By Margo Graf
In all fairness, our “winter” of 2019/2020 was a fairly moderate season. Only a few days made it below freezing, and we enjoyed rather warm temperatures throughout the holiday season and New Year. February felt more or less like the beginning of spring. Mornings were filled with birdsongs, neighborhood dogs were out chasing squirrels, and blooming flowers lined mailboxes. It appeared as if North Carolina weather was once again all over the place–consistently confused per usual.
At least now we see more daylight and can truly enjoy patio weather. A little vitamin D goes a long way, for both yourself and the world around you. It is amazing the effect sun has on the environment. For example, the art of photosynthesis is nothing to bat an eye at. Plants convert sunlight, carbon dioxide, and water into food, releasing oxygen in the process. As plants start to grow in the spring, they pull carbon out of the atmosphere. This is an important environmental service–take a deep breath, and thank your nearest plant. Plants do us a favor by taking in around 25 percent of the carbon emissions we produce–absorbing more than 100 gigatons of carbon through photosynthesis each spring. Because of this, the amount of carbon dioxide in the atmosphere drops each spring and summer. (Naturally, it rises in the winter, when most plants are not growing.) But beware: with full blooms en route, we will need to take shelter from the pollen cyclone headed for every exposed nook and cranny.
And although allergy season is about to be upon us, it is nevertheless safer than flu season which typically peaks between December and February, tapering off during the spring. Dry air is a culprit in this transition. Cold temperatures create a drop in humidity, and indoor heating only adds to the dryness of the air. This leads to cracked skin and dry nasal cavities, which creates irritated sinuses, nosebleeds, and a greater risk of getting sick. You know that annoying mucus in your nose? Well believe it or not, it is your friend. Mucus is designed to trap viruses, but when it dries up, you are more likely to catch something heavy, like the flu. As the weather warms and more humidity enters the picture, that mucus is back in action. And as the season wears on, not only can you depend less on lotion, you can probably put away the tissues (unless the pollen has caught up to you).
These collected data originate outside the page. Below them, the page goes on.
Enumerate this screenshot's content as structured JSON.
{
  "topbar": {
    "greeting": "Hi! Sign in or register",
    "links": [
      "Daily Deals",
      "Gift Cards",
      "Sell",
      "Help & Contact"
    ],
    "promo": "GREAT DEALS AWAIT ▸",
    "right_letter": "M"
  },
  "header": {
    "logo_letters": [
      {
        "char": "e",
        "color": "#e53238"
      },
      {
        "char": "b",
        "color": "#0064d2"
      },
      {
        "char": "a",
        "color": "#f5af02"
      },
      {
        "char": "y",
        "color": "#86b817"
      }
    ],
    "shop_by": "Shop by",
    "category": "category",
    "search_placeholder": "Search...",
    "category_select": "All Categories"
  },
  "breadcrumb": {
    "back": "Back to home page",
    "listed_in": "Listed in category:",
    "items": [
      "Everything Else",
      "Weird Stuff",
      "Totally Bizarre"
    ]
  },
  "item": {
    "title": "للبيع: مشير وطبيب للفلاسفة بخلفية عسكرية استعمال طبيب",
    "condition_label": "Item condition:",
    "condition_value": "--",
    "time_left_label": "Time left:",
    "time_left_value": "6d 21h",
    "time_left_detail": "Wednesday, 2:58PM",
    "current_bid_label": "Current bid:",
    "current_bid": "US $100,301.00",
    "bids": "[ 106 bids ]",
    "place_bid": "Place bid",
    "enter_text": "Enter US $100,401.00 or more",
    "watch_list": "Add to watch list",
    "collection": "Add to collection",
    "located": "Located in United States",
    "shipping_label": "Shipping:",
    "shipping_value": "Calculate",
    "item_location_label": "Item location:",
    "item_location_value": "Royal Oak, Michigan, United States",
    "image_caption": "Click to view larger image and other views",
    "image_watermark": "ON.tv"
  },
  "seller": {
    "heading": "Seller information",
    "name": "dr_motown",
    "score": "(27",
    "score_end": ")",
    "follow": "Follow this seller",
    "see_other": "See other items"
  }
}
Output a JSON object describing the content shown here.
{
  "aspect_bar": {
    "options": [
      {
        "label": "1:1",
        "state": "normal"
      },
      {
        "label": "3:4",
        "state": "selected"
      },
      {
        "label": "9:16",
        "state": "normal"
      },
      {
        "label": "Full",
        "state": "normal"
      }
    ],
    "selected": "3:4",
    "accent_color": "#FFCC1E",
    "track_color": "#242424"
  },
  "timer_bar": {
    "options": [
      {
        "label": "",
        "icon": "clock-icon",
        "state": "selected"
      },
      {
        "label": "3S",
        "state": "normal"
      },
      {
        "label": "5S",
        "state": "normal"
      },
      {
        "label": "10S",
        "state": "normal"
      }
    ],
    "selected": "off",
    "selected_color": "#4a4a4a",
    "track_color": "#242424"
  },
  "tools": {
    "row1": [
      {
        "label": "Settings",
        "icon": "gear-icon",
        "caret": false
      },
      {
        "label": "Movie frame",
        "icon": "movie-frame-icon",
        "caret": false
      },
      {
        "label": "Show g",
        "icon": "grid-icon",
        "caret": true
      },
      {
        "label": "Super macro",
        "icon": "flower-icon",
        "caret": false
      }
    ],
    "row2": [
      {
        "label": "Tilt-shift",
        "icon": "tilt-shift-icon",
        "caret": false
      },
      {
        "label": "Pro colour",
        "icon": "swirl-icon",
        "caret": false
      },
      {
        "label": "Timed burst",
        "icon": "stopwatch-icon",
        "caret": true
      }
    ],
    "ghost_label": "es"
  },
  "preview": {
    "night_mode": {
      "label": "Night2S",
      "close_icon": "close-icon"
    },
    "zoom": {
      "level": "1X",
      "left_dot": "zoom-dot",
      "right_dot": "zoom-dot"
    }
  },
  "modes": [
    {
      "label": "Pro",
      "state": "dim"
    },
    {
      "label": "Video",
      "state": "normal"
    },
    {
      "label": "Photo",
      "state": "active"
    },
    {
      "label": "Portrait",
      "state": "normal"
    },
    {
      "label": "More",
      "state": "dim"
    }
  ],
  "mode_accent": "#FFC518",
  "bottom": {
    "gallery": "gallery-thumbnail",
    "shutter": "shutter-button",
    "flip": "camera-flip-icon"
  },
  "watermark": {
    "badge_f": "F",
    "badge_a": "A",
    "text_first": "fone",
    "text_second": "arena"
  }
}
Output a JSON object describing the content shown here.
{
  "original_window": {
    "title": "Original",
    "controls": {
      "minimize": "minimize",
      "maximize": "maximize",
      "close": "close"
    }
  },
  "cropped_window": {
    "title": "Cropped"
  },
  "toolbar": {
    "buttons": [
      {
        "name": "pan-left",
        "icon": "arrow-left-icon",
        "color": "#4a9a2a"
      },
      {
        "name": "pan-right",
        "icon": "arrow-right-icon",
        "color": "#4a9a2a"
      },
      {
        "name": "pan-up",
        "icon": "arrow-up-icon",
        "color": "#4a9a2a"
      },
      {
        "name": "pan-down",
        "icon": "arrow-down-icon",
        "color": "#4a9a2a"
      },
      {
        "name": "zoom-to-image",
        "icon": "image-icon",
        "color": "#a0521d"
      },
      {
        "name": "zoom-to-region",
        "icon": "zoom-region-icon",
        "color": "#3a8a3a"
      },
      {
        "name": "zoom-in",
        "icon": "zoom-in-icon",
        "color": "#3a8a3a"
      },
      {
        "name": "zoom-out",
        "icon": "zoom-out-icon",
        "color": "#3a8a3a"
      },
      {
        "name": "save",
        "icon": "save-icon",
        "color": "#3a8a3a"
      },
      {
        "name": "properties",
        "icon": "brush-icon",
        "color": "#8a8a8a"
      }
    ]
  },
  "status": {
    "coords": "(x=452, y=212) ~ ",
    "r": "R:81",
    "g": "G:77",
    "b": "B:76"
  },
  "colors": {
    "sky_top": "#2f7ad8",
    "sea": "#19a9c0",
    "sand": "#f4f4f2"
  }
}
Not only should we be healthier with our sun greeting us earlier and staying around longer, we will also be in better moods! Spring brings a little more fun sun energy flowing through us. The added flair of plants and flowers also help form a smile. In fact, a 2008 study of hospital patients found that having flowers in the room made people feel more positive and reduced their pain and anxiety. Another study from Rutgers University found that when participants were presented with a bouquet of flowers, it resulted in what scientists call a “true smile” a full 100 percent of the time. Seeing flowers had both “immediate and long-term effects” that resulted in better moods for days afterward. So in case you needed a reason to go for a stroll across town–here it is. Enjoy the happy plant effect, the warm sun, and the cleaner air.
And if you needed more encouragement to get out and take a walk around Main Street, here you go: a lack of ventilation can lead to an unhealthy concentration of indoor pollutants from products that have cleaning fumes, stoves (especially gas ones), and certain furniture and building materials. And since winter has the highest rates of indoor pollutants like nitrogen oxide (a 2016 study of unventilated stove use in homes found) there is even more reason to get out and detox your system! Spring brings the perfect opportunity to throw open those windows, find a nice spot under a tree, and enjoy the new season upon us.